Our data highlight the fact of high FFP and RBC transfusion rates promoting the incidence of atrial fibrillation. However, it needs to be considered that the advantage of FFP administration in controlling haemostatic balance outweighs the risk of POAF; of note, the increased risk should be taken into clinical consideration for further patient care.

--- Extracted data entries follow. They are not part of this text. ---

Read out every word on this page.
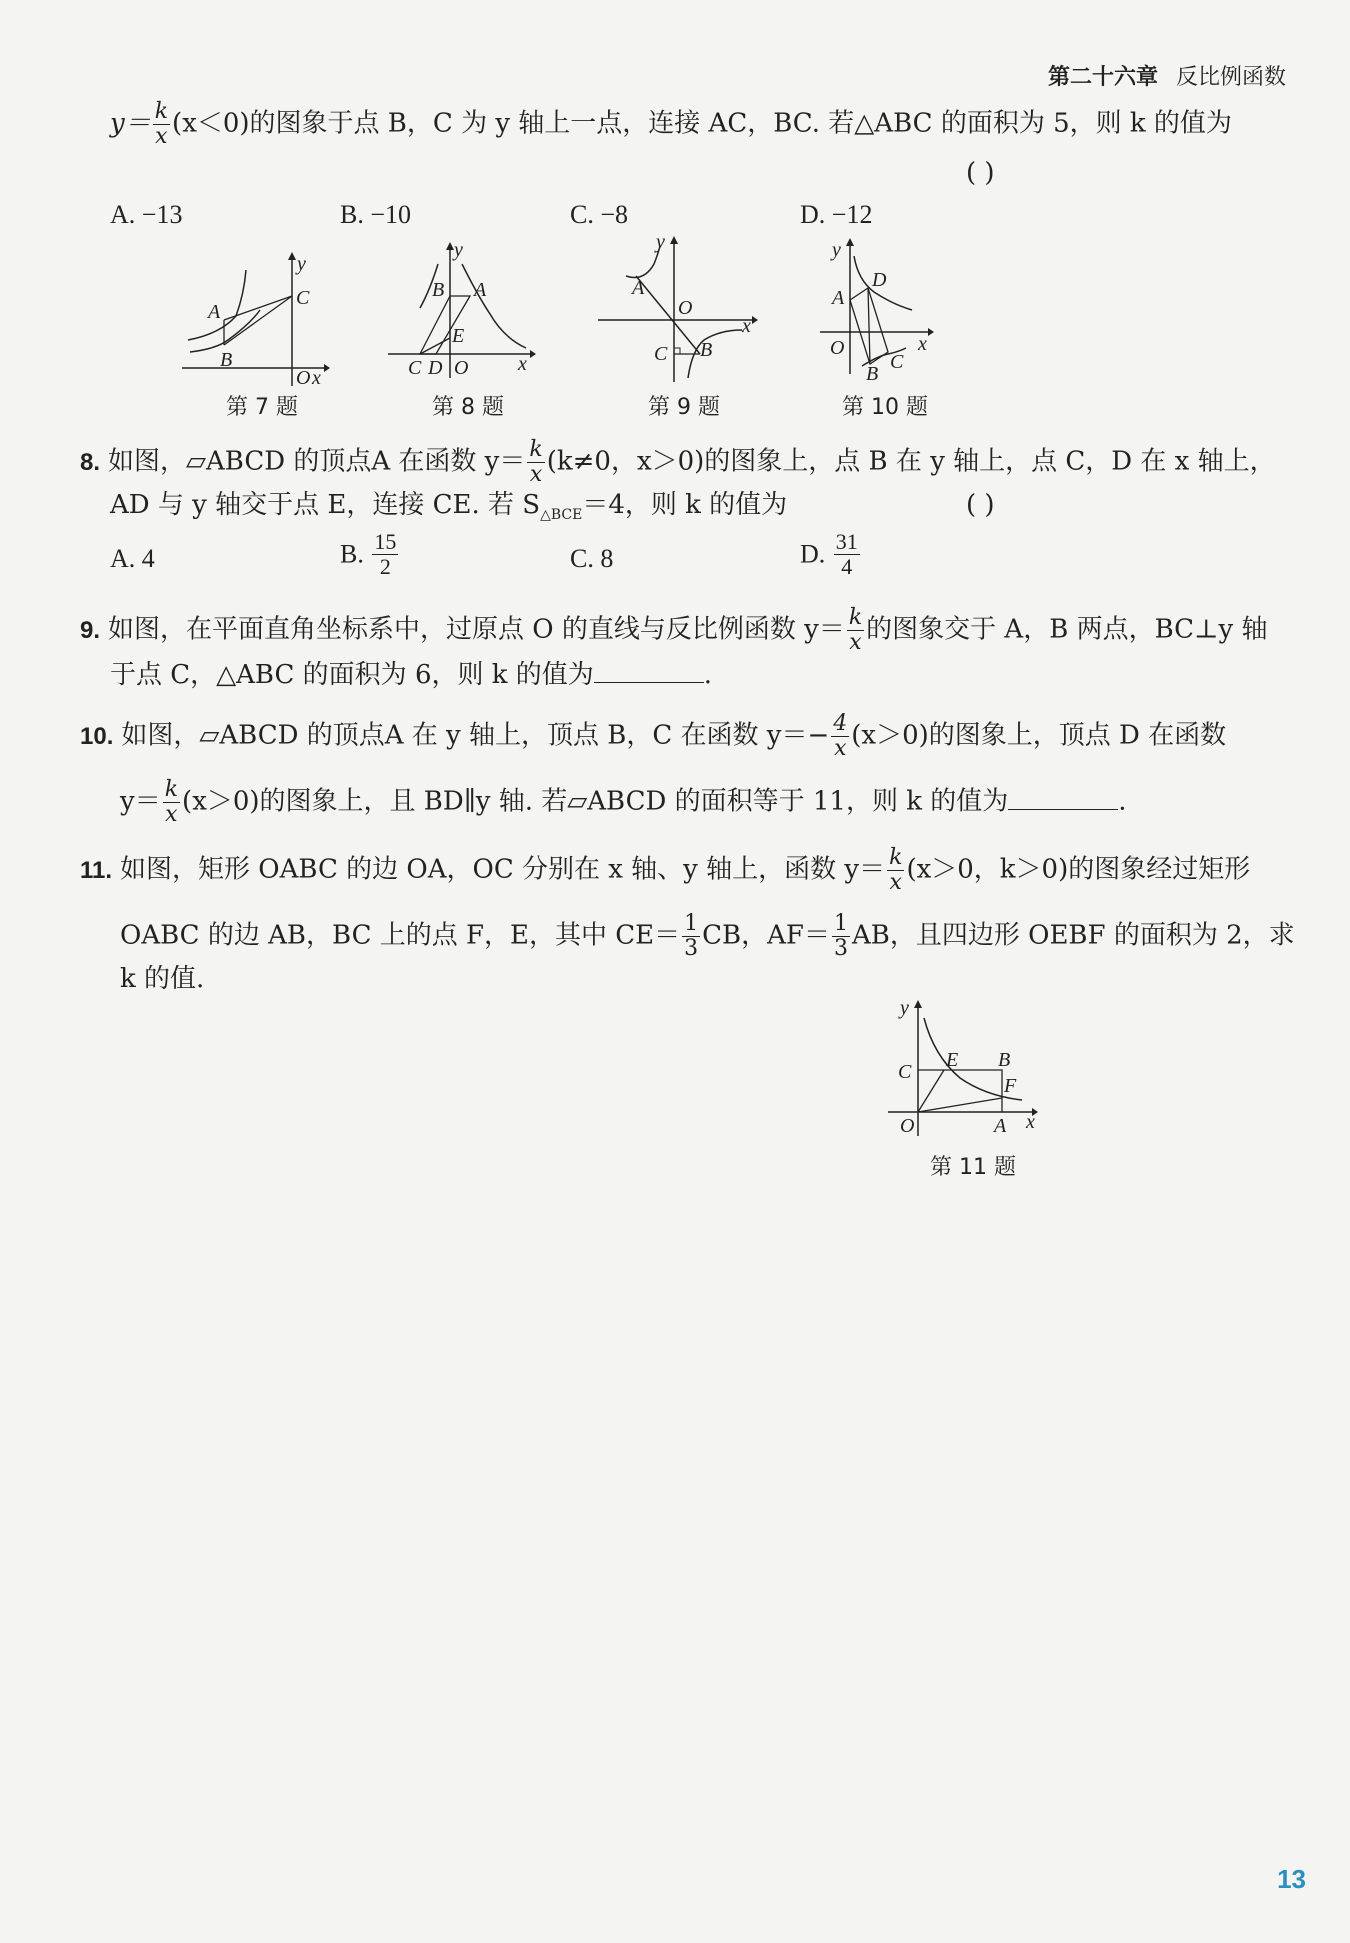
第二十六章 反比例函数
$y= \frac{k}{x} (x<0)$的图象于点 B，C 为 y 轴上一点，连接 AC，BC. 若△ABC 的面积为 5，则 k 的值为
( )
A. −13	B. −10	C. −8	D. −12
A
B
C
O x
y
第 7 题
B A
E
C D O x
y
第 8 题
A
O
C B
x
y
第 9 题
A
D
O
B
C
x
y
第 10 题
8. 如图，▱ABCD 的顶点A 在函数 $y= \frac{k}{x} (k\ne 0$，x＞0)的图象上，点 B 在 y 轴上，点 C，D 在 x 轴上，
AD 与 y 轴交于点 E，连接 CE. 若 $S_{\triangle BCE}=4$，则 k 的值为	( )
A. 4	B. $\frac{15}{2}$	C. 8	D. $\frac{31}{4}$
9. 如图，在平面直角坐标系中，过原点 O 的直线与反比例函数 $y= \frac{k}{x}$ 的图象交于 A，B 两点，BC⊥y 轴
于点 C，△ABC 的面积为 6，则 k 的值为	.
10. 如图，▱ABCD 的顶点A 在 y 轴上，顶点 B，C 在函数 $y=- \frac{4}{x} (x>0)$的图象上，顶点 D 在函数
$y= \frac{k}{x} (x>0)$的图象上，且 BD∥y 轴. 若▱ABCD 的面积等于 11，则 k 的值为	.
11. 如图，矩形 OABC 的边 OA，OC 分别在 x 轴、y 轴上，函数 $y= \frac{k}{x} (x>0$，k＞0)的图象经过矩形
OABC 的边 AB，BC 上的点 F，E，其中 $CE= \frac{1}{3}$ CB，$AF= \frac{1}{3}$ AB，且四边形 OEBF 的面积为 2，求
k 的值.
C
E B
F
O	A x
y
第 11 题
13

Of utmost importance, patients presenting with lower haemoglobin (Hb) levels at admission were more likely to receive aggressive fluid management including a higher rate of RBC transfusions and also to develop POAF. This leads to the question whether a more focused pre‐operative management of Hb values can reduce the amount of RBC transfusions during surgery, and therefore lower the subsequent POAF burden. Considering this fact, a controversy regarding the transfusion necessity of stable patients with ‘low’ Hb values is raised. Even more, Gerber et al described patients undergoing cardiac surgery are tolerating lower haemoglobin/haematocrit values better than traditionally expected and proposed RBC transfusions to be reserved for clear and strict indications. Currently, an initiative was introduced by the European Union to reduce the unnecessary application of transfusions through better blood product management. In line with those recommendations, pre‐operative management of pre‐existing anaemia should be considered prior surgical intervention in terms of a personalized patient care and the reduction of POAF burden.

Limitations

This study was conducted on a single centre basis; therefore, a clinical practice bias specific to the general hospital of Vienna is possible—this especially concerns the selection of patients from this tertiary care centre perspective.

CONCLUSION

Both the application and amount of perioperative transfusions during cardiac surgery render patients prone to POAF. Substitution of larger transfusion volumes presents a strong and independent predictor for POAF. Via the observed distinct association with NT‐proBNP values, it can reasonably be assumed that post‐operative atrial fibrillating impulses are triggered via volume‐induced cardiac strain. Low pre‐operative haemoglobin levels at admission were associated with higher rates of intraoperative RBC transfusions. It is therefore advisable to restrict the amount of transfusions being administered in order to lessen cardiac strain and subsequently POAF incidences. Optimized pre‐operative management of pre‐existing anaemia should be considered prior surgical intervention in terms of a personalized patient care.

CONFLICT OF INTEREST

None.

AUTHORS' CONTRIBUTIONS

SS, AP, MS, LK, NK, FH, TF, GL, BS, AN and PS contributed in data acquisition and study design. SS, AP and PS crafted the manuscript and executed data analyses. GL, BS and AN supervised the study process, contributed in study design amended the manuscript. All authors critically revised and approved the final version of the manuscript.